Ordinarily, it is true that your Biblical duty is to pay your debts. However, most people considering bankruptcy are unable to pay all their debts, because of layoffs, medical bills, or a hundred other unforeseen situations. God does not expect you to do the impossible. True, ideally it may be that you should have prepared better or been more careful with debt, but what’s done is done and you may need to get off the debt treadmill now. That’s why He put a bankruptcy provision right in the Bible! In the Old Testament, God commanded to give debtors in ancient Israel relief. This was to be available every seven years (modern American law allows Chapter 7 bankruptcy every eight years):“At the end of every seven years thou shalt make a release. And this is the manner of the release: Every creditor that lendeth ought unto his neighbor shall release it; he shall not exact it of his neighbor, or of his brother; because it is called the LORD’s release.” (Deuteronomy 15:1-2)
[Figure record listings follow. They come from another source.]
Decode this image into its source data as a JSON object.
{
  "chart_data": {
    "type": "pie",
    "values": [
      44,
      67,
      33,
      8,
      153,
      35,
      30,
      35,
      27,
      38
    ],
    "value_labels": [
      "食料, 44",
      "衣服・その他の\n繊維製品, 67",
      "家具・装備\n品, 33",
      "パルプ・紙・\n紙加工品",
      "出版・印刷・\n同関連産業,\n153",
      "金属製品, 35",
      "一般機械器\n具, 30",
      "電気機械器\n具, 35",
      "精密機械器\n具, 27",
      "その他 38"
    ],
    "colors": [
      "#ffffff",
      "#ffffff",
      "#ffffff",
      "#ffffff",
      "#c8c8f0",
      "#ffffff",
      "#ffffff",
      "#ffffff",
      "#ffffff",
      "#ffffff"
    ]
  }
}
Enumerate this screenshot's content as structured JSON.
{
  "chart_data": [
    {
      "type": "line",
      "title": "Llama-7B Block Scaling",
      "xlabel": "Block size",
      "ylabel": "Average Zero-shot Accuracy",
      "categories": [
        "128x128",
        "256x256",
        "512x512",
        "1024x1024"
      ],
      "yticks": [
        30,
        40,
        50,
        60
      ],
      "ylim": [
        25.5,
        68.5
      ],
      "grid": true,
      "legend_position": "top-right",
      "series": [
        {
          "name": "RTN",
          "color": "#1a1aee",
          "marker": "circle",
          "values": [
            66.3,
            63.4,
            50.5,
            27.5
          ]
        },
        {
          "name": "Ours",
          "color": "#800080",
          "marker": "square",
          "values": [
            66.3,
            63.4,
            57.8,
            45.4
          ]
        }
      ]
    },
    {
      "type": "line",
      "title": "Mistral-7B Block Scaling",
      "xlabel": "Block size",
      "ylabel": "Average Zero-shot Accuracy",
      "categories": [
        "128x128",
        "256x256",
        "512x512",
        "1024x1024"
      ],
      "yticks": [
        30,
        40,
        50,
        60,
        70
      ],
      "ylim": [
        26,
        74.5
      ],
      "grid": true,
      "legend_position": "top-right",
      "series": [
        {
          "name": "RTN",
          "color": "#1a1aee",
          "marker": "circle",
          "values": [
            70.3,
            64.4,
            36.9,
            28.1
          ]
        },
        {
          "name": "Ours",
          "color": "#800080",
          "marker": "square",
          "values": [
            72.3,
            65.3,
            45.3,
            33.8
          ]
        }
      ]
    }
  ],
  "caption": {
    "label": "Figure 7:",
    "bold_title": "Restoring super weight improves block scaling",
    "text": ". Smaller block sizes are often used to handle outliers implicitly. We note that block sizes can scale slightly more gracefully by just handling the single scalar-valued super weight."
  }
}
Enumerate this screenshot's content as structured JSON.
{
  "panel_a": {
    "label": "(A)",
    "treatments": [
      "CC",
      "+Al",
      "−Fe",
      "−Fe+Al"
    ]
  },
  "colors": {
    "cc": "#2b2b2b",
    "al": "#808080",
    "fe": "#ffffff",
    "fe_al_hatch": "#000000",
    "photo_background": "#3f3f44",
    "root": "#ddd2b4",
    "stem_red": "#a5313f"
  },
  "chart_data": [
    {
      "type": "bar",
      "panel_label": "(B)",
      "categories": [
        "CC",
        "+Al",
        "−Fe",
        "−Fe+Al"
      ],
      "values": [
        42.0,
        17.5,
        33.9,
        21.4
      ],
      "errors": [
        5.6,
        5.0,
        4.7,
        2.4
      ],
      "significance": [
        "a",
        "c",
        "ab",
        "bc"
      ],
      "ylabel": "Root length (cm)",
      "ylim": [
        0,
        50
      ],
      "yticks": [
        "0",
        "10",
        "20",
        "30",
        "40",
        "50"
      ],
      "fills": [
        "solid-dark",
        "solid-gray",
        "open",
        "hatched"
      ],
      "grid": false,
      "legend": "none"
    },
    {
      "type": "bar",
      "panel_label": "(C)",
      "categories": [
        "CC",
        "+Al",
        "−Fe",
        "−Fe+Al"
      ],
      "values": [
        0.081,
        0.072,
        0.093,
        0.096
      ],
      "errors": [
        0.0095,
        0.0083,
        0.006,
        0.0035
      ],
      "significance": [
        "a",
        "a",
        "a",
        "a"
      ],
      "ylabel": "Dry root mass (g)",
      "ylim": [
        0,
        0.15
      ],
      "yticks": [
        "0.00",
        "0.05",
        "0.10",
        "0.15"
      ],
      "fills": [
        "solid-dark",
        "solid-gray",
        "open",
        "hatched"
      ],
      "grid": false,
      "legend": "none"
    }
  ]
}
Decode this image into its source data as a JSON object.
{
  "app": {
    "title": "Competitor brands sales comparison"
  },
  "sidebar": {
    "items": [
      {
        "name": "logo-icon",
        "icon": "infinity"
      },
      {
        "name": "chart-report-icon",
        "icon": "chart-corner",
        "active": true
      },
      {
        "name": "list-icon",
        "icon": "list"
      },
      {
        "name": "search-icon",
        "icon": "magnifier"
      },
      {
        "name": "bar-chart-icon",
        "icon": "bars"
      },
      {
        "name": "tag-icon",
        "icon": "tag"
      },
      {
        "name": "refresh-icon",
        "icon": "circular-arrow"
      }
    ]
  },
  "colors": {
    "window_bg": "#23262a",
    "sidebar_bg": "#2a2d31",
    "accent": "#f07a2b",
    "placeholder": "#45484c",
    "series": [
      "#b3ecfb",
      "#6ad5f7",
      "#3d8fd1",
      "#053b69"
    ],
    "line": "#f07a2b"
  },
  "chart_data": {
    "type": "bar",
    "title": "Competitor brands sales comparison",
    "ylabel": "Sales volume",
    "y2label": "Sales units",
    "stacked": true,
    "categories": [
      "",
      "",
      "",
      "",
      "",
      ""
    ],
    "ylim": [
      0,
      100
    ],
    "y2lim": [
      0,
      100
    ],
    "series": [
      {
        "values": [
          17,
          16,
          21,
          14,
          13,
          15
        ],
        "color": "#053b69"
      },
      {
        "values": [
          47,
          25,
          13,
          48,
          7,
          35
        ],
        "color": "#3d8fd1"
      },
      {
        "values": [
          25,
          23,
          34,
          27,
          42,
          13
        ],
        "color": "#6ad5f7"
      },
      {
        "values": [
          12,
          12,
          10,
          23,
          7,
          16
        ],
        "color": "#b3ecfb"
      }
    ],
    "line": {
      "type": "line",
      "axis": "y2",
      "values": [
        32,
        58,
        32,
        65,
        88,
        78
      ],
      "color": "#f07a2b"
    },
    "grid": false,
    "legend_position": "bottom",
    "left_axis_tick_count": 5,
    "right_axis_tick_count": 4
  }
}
Also, in the New Testament, Jesus told of two cases of a creditor forgiving a person’s debt (Matthew 18:26-27, Luke 7:41-42), in the context of teaching about God’s forgiveness and our duty to forgive one another. Jesus also said, “For ye have the poor with you always” (Mark 14:7), showing it is a normal part of the human condition for some people to have financial problems. Let us not judge ourselves more harshly than God Himself. Sometimes bankruptcy is the best way out of a mess. That’s why God made provision for debt relief for His ancient people, and that’s why the bankruptcy courts exist today. Use them if you need to.